The Gospel According to Luke states that "the word of God came unto John the son of Zacharias in the wilderness." (Luke 3:2) In this same book, we are informed that the people came to Christ "to hear the word of God." (Luke 5:1) In the book of Acts, we are told that the disciples "spake the word of God with boldness." (Acts 4:31) A little later in the same account, we are informed that "the word of God increased" in the hands of the apostles. (Acts 6:7, 12:24) Later still, we are told that Paul and Barnabas "preached the word of God in the synagogues of the Jews" at Salamis. (Acts 13:5) Now the Jews were accustomed to hearing the Scriptures read to them every time they gathered in their synagogues, but notice that this scripture makes plain that Paul's and Barnabas' message was the word of God! Following this, we are told that Sergius Paulus "desired to hear the word of God" from Paul and Barnabas. (Acts 13:7) Finally, we are informed that almost the entire city of Antioch came together one Sabbath "to hear the word of God" from Paul's lips. (Acts 13:44) Likewise, Paul told the saints at Thessalonica that they had received the word of God from him. (II Thessalonians 2:13)
The Gospel According to John goes even further. We read there: "In the beginning was the Word, and Word was with God, and the Word was God...And the Word was made flesh, and dwelt among us, (and we beheld his glory, the glory as of the only begotten of the Father,) full of grace and truth." (John 1:1, 14) Notice that John says that Jesus Christ was/is the personification of the word of God. He is also referred to as the "Word of God" in the book of Revelation. (Revelation 19:13)
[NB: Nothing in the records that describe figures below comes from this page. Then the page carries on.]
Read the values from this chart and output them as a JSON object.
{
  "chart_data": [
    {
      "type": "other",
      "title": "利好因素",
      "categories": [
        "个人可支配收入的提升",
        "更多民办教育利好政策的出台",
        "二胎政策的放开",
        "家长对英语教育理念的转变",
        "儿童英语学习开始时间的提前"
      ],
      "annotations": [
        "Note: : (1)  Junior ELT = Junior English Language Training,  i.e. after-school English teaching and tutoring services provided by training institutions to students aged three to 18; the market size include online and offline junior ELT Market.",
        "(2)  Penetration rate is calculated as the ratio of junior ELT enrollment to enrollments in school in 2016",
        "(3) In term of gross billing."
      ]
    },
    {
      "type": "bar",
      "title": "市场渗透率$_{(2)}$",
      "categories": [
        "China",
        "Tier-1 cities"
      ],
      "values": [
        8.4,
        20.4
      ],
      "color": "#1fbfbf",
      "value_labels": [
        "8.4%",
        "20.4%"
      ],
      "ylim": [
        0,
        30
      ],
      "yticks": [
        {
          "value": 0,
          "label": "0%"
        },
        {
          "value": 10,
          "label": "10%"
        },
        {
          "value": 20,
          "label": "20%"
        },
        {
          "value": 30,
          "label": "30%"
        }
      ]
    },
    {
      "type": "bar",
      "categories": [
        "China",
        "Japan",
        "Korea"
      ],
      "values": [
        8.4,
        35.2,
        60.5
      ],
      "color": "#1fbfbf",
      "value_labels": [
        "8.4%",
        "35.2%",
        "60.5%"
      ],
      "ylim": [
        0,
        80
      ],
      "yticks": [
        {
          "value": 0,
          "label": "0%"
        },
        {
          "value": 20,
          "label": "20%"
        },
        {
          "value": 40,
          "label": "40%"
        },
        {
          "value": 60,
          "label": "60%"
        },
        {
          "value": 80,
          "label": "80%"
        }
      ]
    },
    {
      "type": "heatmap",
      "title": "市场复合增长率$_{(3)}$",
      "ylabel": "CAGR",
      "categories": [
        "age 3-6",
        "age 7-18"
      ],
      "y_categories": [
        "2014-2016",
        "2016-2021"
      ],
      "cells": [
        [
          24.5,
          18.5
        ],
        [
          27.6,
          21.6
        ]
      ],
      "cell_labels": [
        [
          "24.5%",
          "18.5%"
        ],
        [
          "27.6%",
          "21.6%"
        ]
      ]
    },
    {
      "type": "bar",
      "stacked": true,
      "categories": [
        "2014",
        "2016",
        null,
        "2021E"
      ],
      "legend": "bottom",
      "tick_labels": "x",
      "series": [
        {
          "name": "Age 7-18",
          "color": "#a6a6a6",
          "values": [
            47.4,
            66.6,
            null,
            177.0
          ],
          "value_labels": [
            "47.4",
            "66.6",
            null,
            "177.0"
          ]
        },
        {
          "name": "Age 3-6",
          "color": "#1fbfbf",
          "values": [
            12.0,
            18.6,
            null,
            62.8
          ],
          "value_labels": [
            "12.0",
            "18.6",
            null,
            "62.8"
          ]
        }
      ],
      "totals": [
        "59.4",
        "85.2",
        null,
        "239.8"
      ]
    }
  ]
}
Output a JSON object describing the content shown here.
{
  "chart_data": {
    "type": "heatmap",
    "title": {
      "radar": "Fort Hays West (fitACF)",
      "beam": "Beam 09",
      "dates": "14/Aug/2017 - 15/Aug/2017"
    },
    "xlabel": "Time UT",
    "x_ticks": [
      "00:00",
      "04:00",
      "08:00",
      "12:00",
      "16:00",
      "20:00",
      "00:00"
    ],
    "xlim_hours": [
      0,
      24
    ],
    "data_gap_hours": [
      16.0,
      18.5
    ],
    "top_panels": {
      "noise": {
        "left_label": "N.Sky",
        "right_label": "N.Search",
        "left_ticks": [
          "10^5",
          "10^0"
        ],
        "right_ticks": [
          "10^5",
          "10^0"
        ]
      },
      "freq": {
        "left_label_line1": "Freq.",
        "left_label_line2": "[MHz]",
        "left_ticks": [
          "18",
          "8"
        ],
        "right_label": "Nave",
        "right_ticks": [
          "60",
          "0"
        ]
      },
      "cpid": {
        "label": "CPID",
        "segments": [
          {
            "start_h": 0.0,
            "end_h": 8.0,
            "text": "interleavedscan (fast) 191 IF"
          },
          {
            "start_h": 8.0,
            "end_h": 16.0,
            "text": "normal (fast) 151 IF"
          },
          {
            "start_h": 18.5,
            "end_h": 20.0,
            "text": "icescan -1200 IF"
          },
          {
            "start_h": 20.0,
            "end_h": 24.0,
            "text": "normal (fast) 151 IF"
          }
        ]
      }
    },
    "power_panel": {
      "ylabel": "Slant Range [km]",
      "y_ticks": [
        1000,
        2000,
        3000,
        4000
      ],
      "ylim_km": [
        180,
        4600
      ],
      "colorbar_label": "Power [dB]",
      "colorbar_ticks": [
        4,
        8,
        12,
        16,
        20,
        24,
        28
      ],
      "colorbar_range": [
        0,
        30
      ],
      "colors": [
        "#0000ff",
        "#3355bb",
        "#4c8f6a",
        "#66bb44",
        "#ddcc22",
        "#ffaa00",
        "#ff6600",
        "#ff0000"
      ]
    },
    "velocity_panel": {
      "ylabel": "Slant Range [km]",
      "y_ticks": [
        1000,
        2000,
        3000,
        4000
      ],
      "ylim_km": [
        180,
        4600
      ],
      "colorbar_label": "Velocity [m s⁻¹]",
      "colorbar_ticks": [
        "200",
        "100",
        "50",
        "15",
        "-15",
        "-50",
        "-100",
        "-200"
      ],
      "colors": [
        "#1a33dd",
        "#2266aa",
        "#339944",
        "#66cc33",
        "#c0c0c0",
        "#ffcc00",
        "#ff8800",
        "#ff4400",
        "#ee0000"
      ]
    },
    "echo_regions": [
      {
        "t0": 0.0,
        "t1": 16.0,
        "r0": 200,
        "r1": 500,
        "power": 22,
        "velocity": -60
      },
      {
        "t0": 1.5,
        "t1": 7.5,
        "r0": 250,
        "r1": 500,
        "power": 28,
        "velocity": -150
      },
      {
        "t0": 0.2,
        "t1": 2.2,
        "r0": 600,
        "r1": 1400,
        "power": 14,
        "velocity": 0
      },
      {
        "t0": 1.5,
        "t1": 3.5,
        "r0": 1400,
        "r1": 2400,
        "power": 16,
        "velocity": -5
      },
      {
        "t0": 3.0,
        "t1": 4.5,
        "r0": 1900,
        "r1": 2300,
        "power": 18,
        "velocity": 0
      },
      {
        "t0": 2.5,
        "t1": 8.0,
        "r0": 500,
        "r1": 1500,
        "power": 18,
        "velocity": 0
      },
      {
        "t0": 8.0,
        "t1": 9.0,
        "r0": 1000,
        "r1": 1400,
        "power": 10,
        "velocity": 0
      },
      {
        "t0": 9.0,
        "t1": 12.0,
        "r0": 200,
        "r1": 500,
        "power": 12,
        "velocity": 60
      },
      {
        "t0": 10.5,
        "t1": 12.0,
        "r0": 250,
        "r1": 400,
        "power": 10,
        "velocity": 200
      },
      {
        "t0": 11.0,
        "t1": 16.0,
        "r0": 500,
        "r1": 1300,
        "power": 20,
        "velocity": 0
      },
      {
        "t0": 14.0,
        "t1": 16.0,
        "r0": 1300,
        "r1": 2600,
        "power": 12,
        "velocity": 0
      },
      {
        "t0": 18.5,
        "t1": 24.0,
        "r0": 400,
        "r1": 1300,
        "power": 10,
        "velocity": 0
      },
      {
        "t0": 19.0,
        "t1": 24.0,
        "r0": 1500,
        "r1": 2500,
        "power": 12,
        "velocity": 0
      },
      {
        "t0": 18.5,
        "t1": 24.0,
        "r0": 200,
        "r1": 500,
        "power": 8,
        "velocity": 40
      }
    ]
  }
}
In this same vein, Christ claimed that he was "greater" than the temple (Matthew 12:6), Jonah (12:41), Solomon (12:42), Jacob (John 4:12-14) and Abraham (John 8:53-58). In the book of Hebrews, we are told that Christ was superior to Moses. (Hebrews 3:1-6)
Moreover, Christ clearly believed that he had the authority to modify and change the things in Scripture that had been attributed to Moses. Notice how Christ amended many of these teachings with the preface "Ye have heard that it was said by them of old time..." (Matthew 5:21-22, 27-28, 31-32, 33-34, 38-39, 43-44) In fact, his contradiction of Moses' teaching on the subject of divorce is made even more apparent in the account of his confrontation about this by the Pharisees. (Matthew 19:3-9) After stating that God did not intend for His people to divorce, the Pharisees asked him "Why did Moses then command to give a writing of divorcement, and to put her away?" (verse 7) Notice Christ's reply: "Moses because of the hardness of your hearts suffered you to put away your wives: but from the beginning it was not so." (verse 8) In other words, Moses was wrong!
"Isn't Christ affirming the Genesis account of creation here by stating 'that he which made them at the beginning made them male and female'?" Is he? Is Christ talking about the Genesis account of creation or the principles behind God's view on divorce? Isn't he affirming here that God is the Creator, and the One who designed a man and a woman to function as husband and wife? In the final analysis, is Christ really affirming anything about the mechanics of how they were created?
To be sure, Christ and his disciples constantly referred to stories in the Old Testament and quoted those Scriptures in their messages to the people of the First Century; but I don't recall a single instance where they passed judgment on the scientific or historical veracity of the material they were using. "Didn't their use of the material imply that they accepted it as fact?" Did it? Or were they using stories and writings that the people were familiar with to make their own points about what God expected of them and wanted for them? Do you think that all of the men who wrote those prophecies about Christ and his ministry expected them to be interpreted and fulfilled in the manner that Jesus and his disciples used them? In short, was Christ confirming what others had written or was he using their writings to preach a message about salvation through him? Ultimately, I guess we all have to answer these questions to our own satisfaction.